The ornament remains present, but it loses its original function as a visible symbol of status.

Core Idea

For centuries gold represented a system of value based on possession, status, and material wealth. Jewelry made this value visible on the body.

Post-Colonial Gold proposes another form of value.

Instead of gold, the central element here is attention. Attention to the traces of human presence that remain within objects.

Where gold derives value from rarity and ownership, value here emerges from the act of looking and recognizing meaning.

Meaning

The Zeeland button once formed part of a living cultural system. It signified identity, belonging, and social position.

In this sculpture it appears as a fragment of that past. The button still carries history, but it is no longer presented as a symbol of status.

Its value no longer lies in the gold itself, but in the trace of human life that the object preserves.

Attention

Within the series Post-Colonial Gold, this sculpture represents the alternative value of Attention.

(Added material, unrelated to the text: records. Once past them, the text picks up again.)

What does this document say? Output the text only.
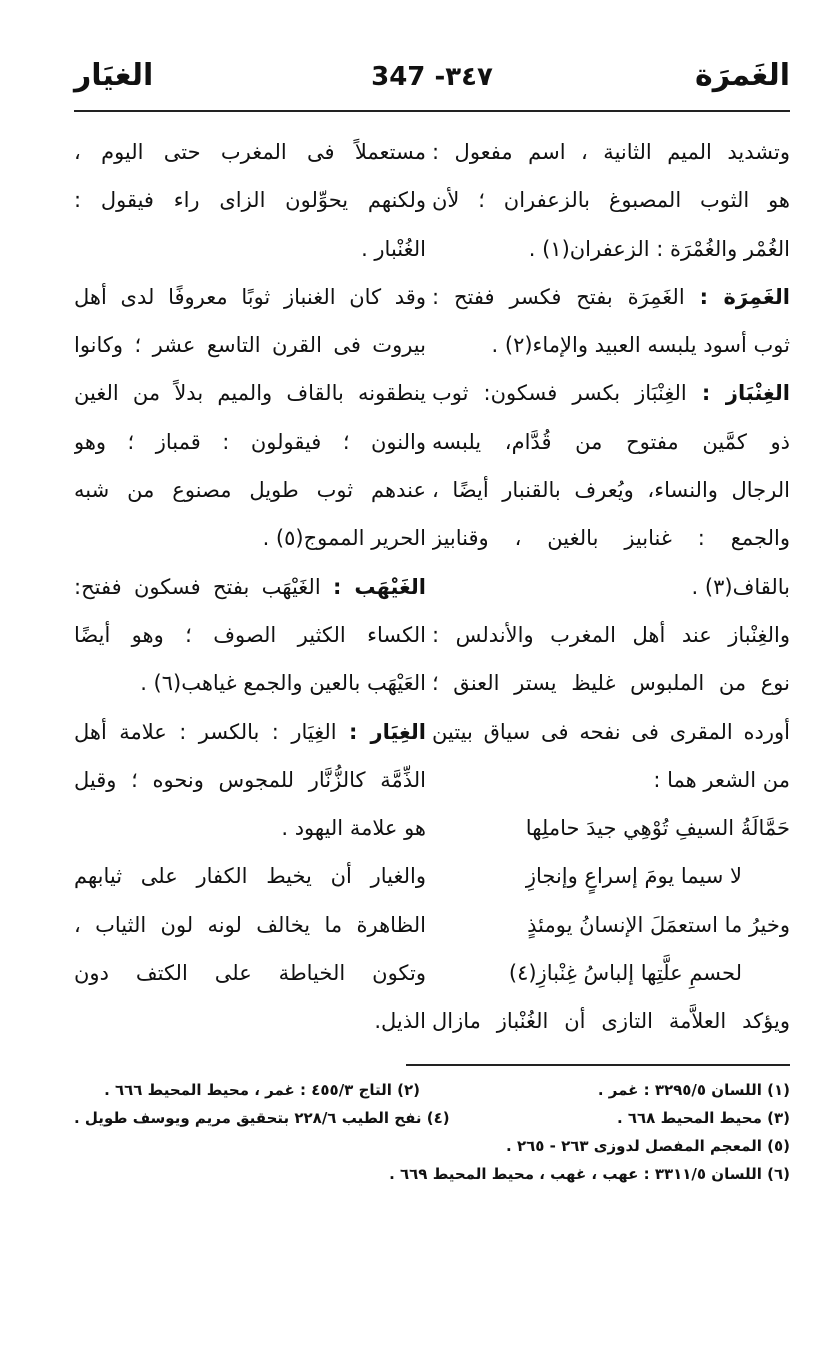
الغَمرَة
347 -٣٤٧
الغيَار
وتشديد الميم الثانية ، اسم مفعول :
هو الثوب المصبوغ بالزعفران ؛ لأن
الغُمْر والغُمْرَة : الزعفران(١) .
الغَمِرَة : الغَمِرَة بفتح فكسر ففتح :
ثوب أسود يلبسه العبيد والإماء(٢) .
الغِنْبَاز : الغِنْبَاز بكسر فسكون: ثوب
ذو كمَّين مفتوح من قُدَّام، يلبسه
الرجال والنساء، ويُعرف بالقنبار أيضًا ،
والجمع : غنابيز بالغين ، وقنابيز
بالقاف(٣) .
والغِنْباز عند أهل المغرب والأندلس :
نوع من الملبوس غليظ يستر العنق ؛
أورده المقرى فى نفحه فى سياق بيتين
من الشعر هما :
حَمَّالَةُ السيفِ تُوْهِي جيدَ حاملِها
لا سيما يومَ إسراعٍ وإنجازِ
وخيرُ ما استعمَلَ الإنسانُ يومئذٍ
لحسمِ علَّتِها إلباسُ غِنْبازِ(٤)
ويؤكد العلاَّمة التازى أن الغُنْباز مازال
مستعملاً فى المغرب حتى اليوم ،
ولكنهم يحوِّلون الزاى راء فيقول :
الغُنْبار .
وقد كان الغنباز ثوبًا معروفًا لدى أهل
بيروت فى القرن التاسع عشر ؛ وكانوا
ينطقونه بالقاف والميم بدلاً من الغين
والنون ؛ فيقولون : قمباز ؛ وهو
عندهم ثوب طويل مصنوع من شبه
الحرير المموج(٥) .
الغَيْهَب : الغَيْهَب بفتح فسكون ففتح:
الكساء الكثير الصوف ؛ وهو أيضًا
العَيْهَب بالعين والجمع غياهب(٦) .
الغِيَار : الغِيَار : بالكسر : علامة أهل
الذِّمَّة كالزُّنَّار للمجوس ونحوه ؛ وقيل
هو علامة اليهود .
والغيار أن يخيط الكفار على ثيابهم
الظاهرة ما يخالف لونه لون الثياب ،
وتكون الخياطة على الكتف دون
الذيل.
(١) اللسان ٣٢٩٥/٥ : غمر .
(٢) التاج ٤٥٥/٣ : غمر ، محيط المحيط ٦٦٦ .
(٣) محيط المحيط ٦٦٨ .
(٤) نفح الطيب ٢٢٨/٦ بتحقيق مريم ويوسف طويل .
(٥) المعجم المفصل لدوزى ٢٦٣ - ٢٦٥ .
(٦) اللسان ٣٣١١/٥ : عهب ، غهب ، محيط المحيط ٦٦٩ .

Attention is a form of value that cannot be measured, stored, or possessed like gold.

It emerges in the moment of looking.

By observing the fragment closely and noticing what remains visible, the object becomes meaningful again.

Value shifts from what the object is worth to what we learn to see within it.

Artist Reflection

This work emerged from the idea that objects often contain more human history than they initially reveal.

By partially embedding the Zeeland button within a mineral mass, the ornament transforms from a visible status symbol into a carrier of memory.

The ring does not ask for possession, but for attention.

Its value appears only when the viewer is willing to truly look at the fragment.

Resonance with the Present

In a time shaped by speed, consumption, and constant digital visibility, the ability to truly pay attention has become rare. Objects are often valued for their market price rather than the histories they carry.

By focusing on a small fragment of a Zeeland button, this work invites the viewer to slow down and recognize the human traces embedded in material culture. Here, value shifts from possession to attention.